Tuesday, 14 March 2023

Myth and Metaphor

 Recently, I was watching a debate on-line between Rabbi Lord Jonathan Sacks and Richard Dawkins.   Sacks is the former Chief Rabbi of the United Hebrew Congregations of the Commonwealth. Dawkins, an evolutionary biologist, is what I would describe as the chief atheist and apologist.  The debate was a typical one on the topic science versus religion and does religion have any significance in the modern world – at least that is how I would sum up the focus of the debate.

One point in the discussion summed up for me the reductionist approach that Dawkins and other scientists of his ilk have in their approach to the world and their dismissal of many things religious.  Dawkins pressed Sacks on the story of the intention of Abraham to follow YHWH – God’s order to sacrifice his son, Isaac.  Dawkins pressed Sacks as to his belief on the literal nature of the story i.e. was there actually a person named Abraham who had the intention to sacrifice his son in response to the command.  For Dawkins, there had to be a concrete basis for the story for it to be meaningful.  Sacks responded that it was representative of the movement of the Israelite people away for the practice of child sacrifice which was common to the people in that part of the world at that time. 

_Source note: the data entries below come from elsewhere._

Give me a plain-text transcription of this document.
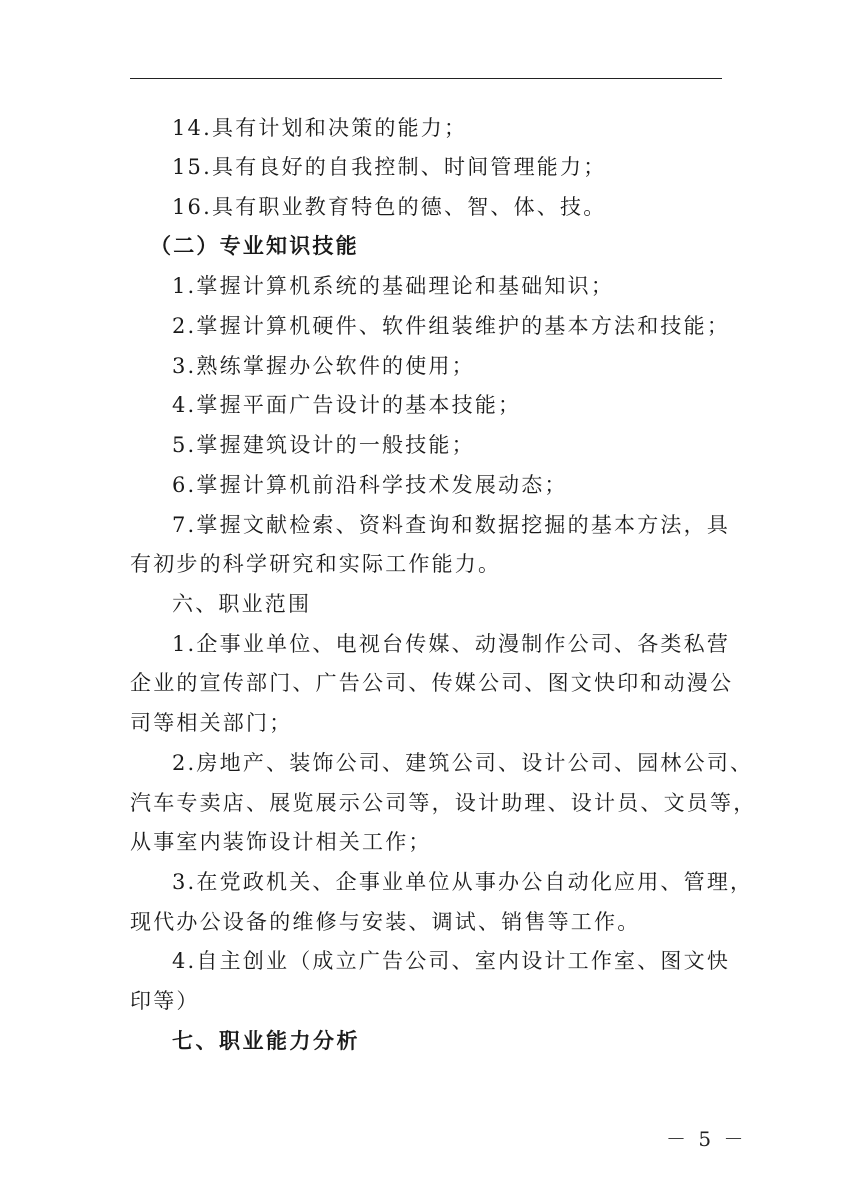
14.具有计划和决策的能力；
15.具有良好的自我控制、时间管理能力；
16.具有职业教育特色的德、智、体、技。
（二）专业知识技能
1.掌握计算机系统的基础理论和基础知识；
2.掌握计算机硬件、软件组装维护的基本方法和技能；
3.熟练掌握办公软件的使用；
4.掌握平面广告设计的基本技能；
5.掌握建筑设计的一般技能；
6.掌握计算机前沿科学技术发展动态；
7.掌握文献检索、资料查询和数据挖掘的基本方法，具
有初步的科学研究和实际工作能力。
六、职业范围
1.企事业单位、电视台传媒、动漫制作公司、各类私营
企业的宣传部门、广告公司、传媒公司、图文快印和动漫公
司等相关部门；
2.房地产、装饰公司、建筑公司、设计公司、园林公司、
汽车专卖店、展览展示公司等，设计助理、设计员、文员等，
从事室内装饰设计相关工作；
3.在党政机关、企事业单位从事办公自动化应用、管理，
现代办公设备的维修与安装、调试、销售等工作。
4.自主创业（成立广告公司、室内设计工作室、图文快
印等）
七、职业能力分析
－ 5 －
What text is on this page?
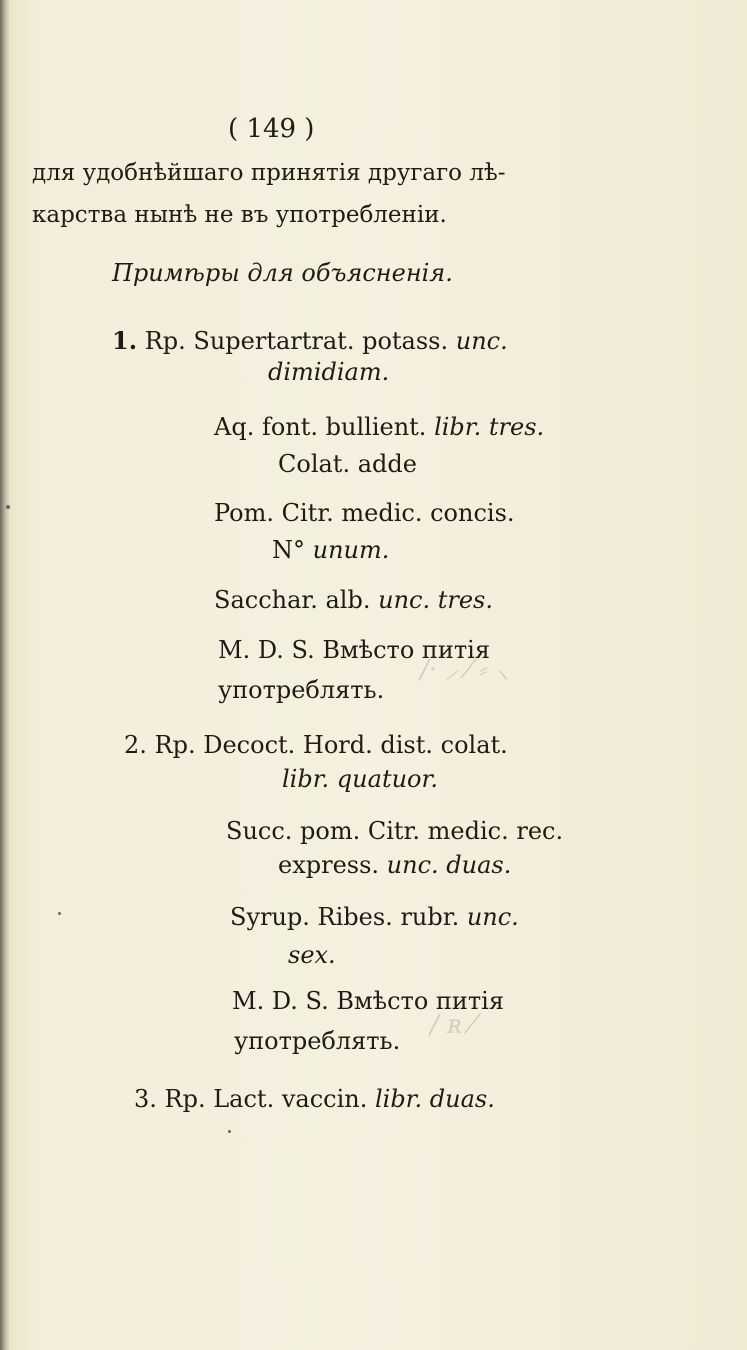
( 149 )
для удобнѣйшаго принятія другаго лѣ-
карства нынѣ не въ употребленіи.
Примѣры для объясненія.
1. Rp. Supertartrat. potass. unc.
dimidiam.
Aq. font. bullient. libr. tres.
Colat. adde
Pom. Citr. medic. concis.
N° unum.
Sacchar. alb. unc. tres.
M. D. S. Вмѣсто питія
употреблять.
2. Rp. Decoct. Hord. dist. colat.
libr. quatuor.
Succ. pom. Citr. medic. rec.
express. unc. duas.
Syrup. Ribes. rubr. unc.
sex.
M. D. S. Вмѣсто питія
употреблять.
3. Rp. Lact. vaccin. libr. duas.
/· ⸝ ⁄ ⸗ ⸜
/ ʀ ⁄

There seemed to be a complete misunderstanding by Dawkins of the importance of story as metaphor for people throughout history and the importance of it today.  Theologian and author Marcus Borg notes in his book, The God We Never Knew, that all images of God are metaphors.  Though metaphors, he states:

are not literally true, they can nevertheless be true…Metaphors are evocative. Suggestive of more than one meaning, they are resonant; they have multiple associations and cannot be translated into a single equivalent literal statement.

Metaphors cannot be weighed or put under a microscope and viewed in a telescope but they are true nonetheless.  That is something that Dawkins apparently does not seem to comprehend.  Myths can be understood in the same light as metaphors - actually, myths might be seen as extended metaphors and have a Truth that has resonated with people throughout the ages when you understand them metaphorically. 

To elaborate on the distinction between the approach of Dawkins and that of Sacks, it is helpful to look at the distinction between a sign versus a symbol as denoted by Carl Jung – the founder of Jungian psychology.  Jung notes in Man and His Symbols, that signs, “do no more than denote the objects to which they are attached.”  In effect, they have a one-to-one correspondence i.e., a stop sign on the side of a road means that traffic on that side of the road should stop.   

A symbol, as Jung declares, “is a term, a name, or even a picture that may be familiar in daily life, yet that possesses specific connotations in addition to its conventional and obvious meaning.”  Jung continues to elaborate, “It implies something vague, unknown, or hidden from us.” 

Religion, in its essence, is an attempt to understand the ineffable of life which cannot be reduced to a sign.  It is the undiscovered country which people are attempting to discover as best we can by exploring that which is hidden in an effort to see its truth.

May you be blessed to explore those hidden things which are revealed on your journey.